O batismo foi feito por Pedro Nuno Santos, na estreia do comentário televisivo, quando se enquadrou no grupo de “comentadores livres pensadores” onde incluiu outros socialistas conhecidos por terem posições mais críticas dentro da maioria. A frente tem estado especialmente ativa nos últimos dias, em vários planos, sempre menos alinhados, e até a embaraçarem o líder António Costa — como acabou por acontecer com o “expressei-me mal” na privatização da TAP. Mas não há uma agenda nem a intenção de romper, ainda que seja notada uma maior intensidade nesta altura, muito potenciada pelas segundas-feiras de Pedro Nuno Santos.

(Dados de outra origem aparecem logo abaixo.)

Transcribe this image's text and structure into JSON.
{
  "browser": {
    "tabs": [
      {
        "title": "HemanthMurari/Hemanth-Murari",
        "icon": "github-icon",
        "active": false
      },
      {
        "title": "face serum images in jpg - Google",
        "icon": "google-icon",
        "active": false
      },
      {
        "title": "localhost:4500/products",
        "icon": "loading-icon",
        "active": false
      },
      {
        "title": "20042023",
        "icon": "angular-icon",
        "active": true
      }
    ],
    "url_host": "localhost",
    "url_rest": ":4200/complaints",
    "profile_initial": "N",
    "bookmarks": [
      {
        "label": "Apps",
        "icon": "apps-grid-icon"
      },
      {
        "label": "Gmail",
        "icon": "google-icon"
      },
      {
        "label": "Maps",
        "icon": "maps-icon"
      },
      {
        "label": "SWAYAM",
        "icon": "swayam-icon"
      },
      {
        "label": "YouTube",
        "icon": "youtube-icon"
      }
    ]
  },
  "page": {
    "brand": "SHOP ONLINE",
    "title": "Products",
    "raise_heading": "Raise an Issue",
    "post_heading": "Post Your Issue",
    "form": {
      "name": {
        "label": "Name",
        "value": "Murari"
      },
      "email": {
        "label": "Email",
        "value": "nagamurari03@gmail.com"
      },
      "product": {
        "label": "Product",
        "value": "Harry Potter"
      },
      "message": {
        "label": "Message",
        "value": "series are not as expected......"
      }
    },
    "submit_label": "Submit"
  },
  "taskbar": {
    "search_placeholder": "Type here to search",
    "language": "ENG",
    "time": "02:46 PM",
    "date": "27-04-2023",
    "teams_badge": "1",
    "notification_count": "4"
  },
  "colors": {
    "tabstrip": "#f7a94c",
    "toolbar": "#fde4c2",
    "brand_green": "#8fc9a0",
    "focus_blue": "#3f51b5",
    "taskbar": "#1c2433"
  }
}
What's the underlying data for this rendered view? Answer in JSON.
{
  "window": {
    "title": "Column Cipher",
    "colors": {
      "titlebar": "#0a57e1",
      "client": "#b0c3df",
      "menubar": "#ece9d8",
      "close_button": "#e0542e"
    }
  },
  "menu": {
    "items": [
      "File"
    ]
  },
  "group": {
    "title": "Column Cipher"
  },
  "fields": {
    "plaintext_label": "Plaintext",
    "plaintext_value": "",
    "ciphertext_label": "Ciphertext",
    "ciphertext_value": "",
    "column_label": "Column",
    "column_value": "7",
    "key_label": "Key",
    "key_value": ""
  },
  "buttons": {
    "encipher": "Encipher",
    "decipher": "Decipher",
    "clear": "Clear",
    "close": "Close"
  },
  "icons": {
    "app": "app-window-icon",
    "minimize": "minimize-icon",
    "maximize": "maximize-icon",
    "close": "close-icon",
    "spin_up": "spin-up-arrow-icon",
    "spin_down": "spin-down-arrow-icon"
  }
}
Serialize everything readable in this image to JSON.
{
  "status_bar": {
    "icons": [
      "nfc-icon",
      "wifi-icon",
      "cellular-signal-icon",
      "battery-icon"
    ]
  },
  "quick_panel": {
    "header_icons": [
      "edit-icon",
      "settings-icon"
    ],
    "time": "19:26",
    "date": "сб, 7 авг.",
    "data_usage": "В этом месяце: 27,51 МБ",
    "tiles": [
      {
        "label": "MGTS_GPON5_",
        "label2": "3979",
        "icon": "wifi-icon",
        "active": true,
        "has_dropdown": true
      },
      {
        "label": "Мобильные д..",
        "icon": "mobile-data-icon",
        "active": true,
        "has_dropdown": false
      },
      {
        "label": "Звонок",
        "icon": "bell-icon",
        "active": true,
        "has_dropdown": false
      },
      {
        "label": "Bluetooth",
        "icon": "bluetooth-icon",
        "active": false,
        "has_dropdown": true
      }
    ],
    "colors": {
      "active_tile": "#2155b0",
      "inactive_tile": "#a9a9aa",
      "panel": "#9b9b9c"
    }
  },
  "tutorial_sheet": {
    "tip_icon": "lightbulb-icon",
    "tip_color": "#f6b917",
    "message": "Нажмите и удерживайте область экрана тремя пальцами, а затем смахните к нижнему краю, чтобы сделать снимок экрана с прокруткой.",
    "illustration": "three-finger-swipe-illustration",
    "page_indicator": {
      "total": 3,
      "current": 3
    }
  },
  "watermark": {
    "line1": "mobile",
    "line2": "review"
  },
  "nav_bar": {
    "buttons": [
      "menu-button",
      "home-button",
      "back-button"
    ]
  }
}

Em duas semanas, o socialista de quem mais se fala para o pós-costismo fez avisos pré e pós Orçamento, deixando até alguns dos seus mais próximos espantados com as críticas em catadupa. “Ainda não encontrou o tom certo entre a entrevista e o comentário”, desvaloriza um pedronunista. “Tem de fazer mais comentário e usar menos o tom dos comícios”, acrescenta outro. Mas também há socialistas surpreendidos com o “gaguejar” de Costa, no debate quinzenal desta semana, quando teve de admitir que se “expressou mal” no passado quando disse que o plano de reestruturação da TAP obrigava à privatização — condição que o antigo ministro das Infraestruturas tinha desmentido na sua estreia televisiva. “Talvez Costa comece a tomar mais atenção ao que Pedro Nuno Santos diz”, atira um dirigente em conversa com o Observador.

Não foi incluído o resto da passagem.